Elias foi um dia à procura de emprego. Era de noite, e com medo que faltasse a luz eléctrica, comprou uma lâmpada a pilhas para acender o caminho. Andou, andou, e nunca mais encontrava um emprego. Tinham-lhe dito, no Serviço Nacional respectivo:
— Você vai sempre a direito e se se engasgar pergunta, que logo lhe dizem.
O primeiro ser humano a quem teve de perguntar, já com a pilha quase gasta, era um homem. Um homem gago e avantajado, dos seus cinquenta e sete anos, que por sorte ia a pé para Fátima. E diz-lhe o homem:
— Venha daí comigo, que eu ensino-lhe o caminho e não lhe levo nada.
Foram andando, andando, e Elias ia já cheio de fome e com vontade de não voltar a sair de casa, quando Às tantas começou a farejar-se um cheirete dos diabos a esterco de porco. Diz-lhe o bom homem:
— Estemos a chegar. Vê você uma luz lá adiante, despois daquele pinhal?^(Elias fez que sim). Pois fica acolá o sítio que você procura, não tem que saber.
E disse-lhe adeus e que fosse com Deus, prosseguindo o caridoso homem mais para a direita, em direcção a Fátima, porque Fátima é sempre prá direita, onde a mulher, entrevada, o aguardava há coisa de uma semana, com o farnel embrulhado, numa tenda de campismo fornecida pela Congregação do Sagrado Espírito Santo e Comercial de Lisboa.

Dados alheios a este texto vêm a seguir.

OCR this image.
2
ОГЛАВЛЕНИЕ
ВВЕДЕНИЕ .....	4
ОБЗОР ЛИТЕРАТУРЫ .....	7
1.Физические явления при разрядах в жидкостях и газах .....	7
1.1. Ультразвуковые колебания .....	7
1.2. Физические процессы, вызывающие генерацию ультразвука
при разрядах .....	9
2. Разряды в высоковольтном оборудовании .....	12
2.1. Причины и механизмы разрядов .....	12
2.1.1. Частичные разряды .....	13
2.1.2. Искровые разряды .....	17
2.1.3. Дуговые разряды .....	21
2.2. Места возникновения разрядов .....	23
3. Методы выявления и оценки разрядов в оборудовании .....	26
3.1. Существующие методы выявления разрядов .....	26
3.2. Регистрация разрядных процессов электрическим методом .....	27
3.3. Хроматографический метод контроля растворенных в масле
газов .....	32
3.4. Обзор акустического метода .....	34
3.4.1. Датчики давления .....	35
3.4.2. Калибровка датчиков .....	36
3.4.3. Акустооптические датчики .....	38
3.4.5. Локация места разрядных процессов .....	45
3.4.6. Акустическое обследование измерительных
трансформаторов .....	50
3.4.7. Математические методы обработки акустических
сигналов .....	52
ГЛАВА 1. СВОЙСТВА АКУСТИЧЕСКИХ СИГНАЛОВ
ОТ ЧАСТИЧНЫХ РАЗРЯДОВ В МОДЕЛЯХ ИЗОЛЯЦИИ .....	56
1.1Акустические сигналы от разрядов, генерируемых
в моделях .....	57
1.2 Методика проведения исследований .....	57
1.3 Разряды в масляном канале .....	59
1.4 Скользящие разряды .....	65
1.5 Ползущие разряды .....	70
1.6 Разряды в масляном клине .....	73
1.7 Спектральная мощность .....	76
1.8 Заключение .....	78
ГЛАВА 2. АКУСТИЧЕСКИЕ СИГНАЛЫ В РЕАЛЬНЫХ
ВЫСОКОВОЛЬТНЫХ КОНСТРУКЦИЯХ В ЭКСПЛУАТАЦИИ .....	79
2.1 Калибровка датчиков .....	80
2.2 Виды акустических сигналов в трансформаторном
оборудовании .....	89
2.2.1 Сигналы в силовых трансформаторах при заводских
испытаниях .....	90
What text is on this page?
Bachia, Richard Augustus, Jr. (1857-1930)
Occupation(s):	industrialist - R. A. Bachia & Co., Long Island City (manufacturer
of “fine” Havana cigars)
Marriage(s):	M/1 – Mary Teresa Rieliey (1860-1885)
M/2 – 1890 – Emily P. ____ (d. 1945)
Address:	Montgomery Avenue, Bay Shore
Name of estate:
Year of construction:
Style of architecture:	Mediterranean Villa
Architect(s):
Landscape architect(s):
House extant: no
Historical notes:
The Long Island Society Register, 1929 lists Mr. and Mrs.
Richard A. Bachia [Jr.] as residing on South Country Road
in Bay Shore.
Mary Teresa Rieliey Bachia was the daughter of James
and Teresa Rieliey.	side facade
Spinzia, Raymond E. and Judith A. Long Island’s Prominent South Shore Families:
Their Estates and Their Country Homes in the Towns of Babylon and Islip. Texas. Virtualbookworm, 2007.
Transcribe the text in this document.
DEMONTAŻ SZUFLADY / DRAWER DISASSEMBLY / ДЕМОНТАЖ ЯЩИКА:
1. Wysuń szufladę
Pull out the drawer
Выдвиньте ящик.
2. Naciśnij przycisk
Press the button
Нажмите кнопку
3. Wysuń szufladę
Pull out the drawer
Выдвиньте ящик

Elias lá se encaminhou então, sozinho e já com as pilhas mais que gastas, em direcção ao emprego. Quando lá chegou, o chefe de serviço, o Sr. Diamantino, acabava de assinar o livro de ponto e subia lentamente as escadas do escritório. Elias assinou também o ponto e, educado como é, foi logo pedir desculpa ao Sr. Chefe de Serviço, visto chegar atrasado cinco minutos, mas a avó dele morrera de repente, sem avisar ninguém, e ele tinha ido tratar do funeral, havendo por essa razão perdido o comboio das sete e meia. O Sr. Diamantino encarou-o com superioridade e condescendência, do alto do bigode meio turco e do avantajado ventre, mas logo lhe apertou a mão, declarando, com o ar mais compungido que lhe foi possível:
— Sentidos pêsames, Elias. Veja se me traz para cima, antes das onze horas, a correspondência da Sotrinco.
Júlio Henriques, in Deus Tem Caspa, Antígona, 2.ª edição , 1993, pp. 95-96.